Ce qui m'a convaincu dès le départ (même lors de ma sortie en splitboard en mars), c'est la modularité du sac et la variété des boucles extérieures. On peut tout ouvrir et fermer de l'extérieur et y accrocher des accessoires. C'est génial que les sangles de fermeture puissent s'ouvrir complètement pour y glisser un piolet ou des outils à glace. Le piolet tient parfaitement en place sur le sac, sans avoir besoin de tirer dessus. C'est tout aussi efficace avec une corde. On voit bien que ce sac a été conçu pour la montagne et que les skieurs-alpinistes ont été pris en compte : on peut aussi fixer des skis et des splitboards au Phantom sans problème majeur.




Ci-dessus : Voici comment fixer l'équipement à l'extérieur du sac à dos. Ci-dessous : Le système d'hydratation avec emplacement pour une poche à eau de trois litres m'a été indispensable certains jours.

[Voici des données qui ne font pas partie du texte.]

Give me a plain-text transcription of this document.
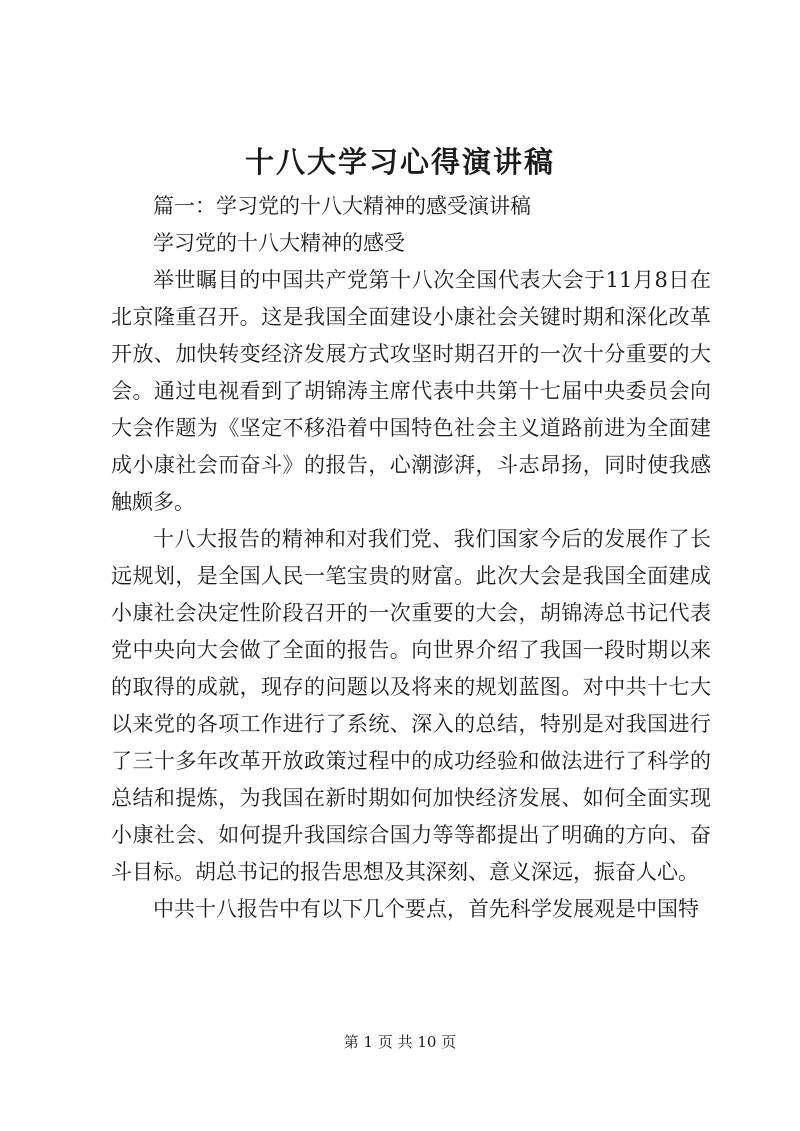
十八大学习心得演讲稿

篇一：学习党的十八大精神的感受演讲稿

学习党的十八大精神的感受

举世瞩目的中国共产党第十八次全国代表大会于11月8日在北京隆重召开。这是我国全面建设小康社会关键时期和深化改革开放、加快转变经济发展方式攻坚时期召开的一次十分重要的大会。通过电视看到了胡锦涛主席代表中共第十七届中央委员会向大会作题为《坚定不移沿着中国特色社会主义道路前进为全面建成小康社会而奋斗》的报告，心潮澎湃，斗志昂扬，同时使我感触颇多。

十八大报告的精神和对我们党、我们国家今后的发展作了长远规划，是全国人民一笔宝贵的财富。此次大会是我国全面建成小康社会决定性阶段召开的一次重要的大会，胡锦涛总书记代表党中央向大会做了全面的报告。向世界介绍了我国一段时期以来的取得的成就，现存的问题以及将来的规划蓝图。对中共十七大以来党的各项工作进行了系统、深入的总结，特别是对我国进行了三十多年改革开放政策过程中的成功经验和做法进行了科学的总结和提炼，为我国在新时期如何加快经济发展、如何全面实现小康社会、如何提升我国综合国力等等都提出了明确的方向、奋斗目标。胡总书记的报告思想及其深刻、意义深远，振奋人心。

中共十八报告中有以下几个要点，首先科学发展观是中国特

第 1 页 共 10 页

Le sac à dos dispose également d'un emplacement pour une poche à eau avec son système d'hydratation, d'une petite poche sur la ceinture ventrale pour la crème solaire ou des en-cas, et de réflecteurs à 360°. Autre détail ingénieux : la poche du rabat peut être repliée à l'intérieur tout en fermant le sac à dos de manière sécurisée, ce qui permet de le compresser facilement. Tout est facilement accessible si le rangement est optimisé. Cependant, deux inconvénients sont à noter : si la poche du rabat est repliée à l'intérieur au lieu d'être placée sur le dessus, la pluie ou la neige risquent de s'infiltrer dans le sac à dos. On peut y remédier en la laissant sur le dessus, mais le sac à dos aura alors moins l'air impeccable que sur les photos publicitaires. De plus, il faut généralement le ranger avec soin pour qu'il conserve sa forme.
Elle est vraiment excellente pour le ski et l'alpinisme : légère, polyvalente et confortable à porter. Son prix est également un atout indéniable.
La collection – en bref :
Ce que j'aime tant dans cette série se résume à deux choses : WindWall et la légèreté du matériau. C'est incroyablement confortable à porter ; c'est léger, fin, et pourtant ça régule la température, coupe le vent et est respirant. Cette combinaison a un prix, certes, mais je l'ai trouvée vraiment impressionnante en montagne. Mes pièces préférées ? La veste, sans hésiter. Et probablement le pantalon aussi.

En rédigeant ce compte rendu, je me suis demandé quelle était l'impression la plus marquante que m'avait laissée la Summit Series. Et en réalité, c'est la plus simple : je n'ai pas eu à me soucier de mon équipement ; j'étais tout simplement satisfait. En matière de vêtements d'alpinisme, c'est vraiment le plus bel éloge qu'on puisse faire.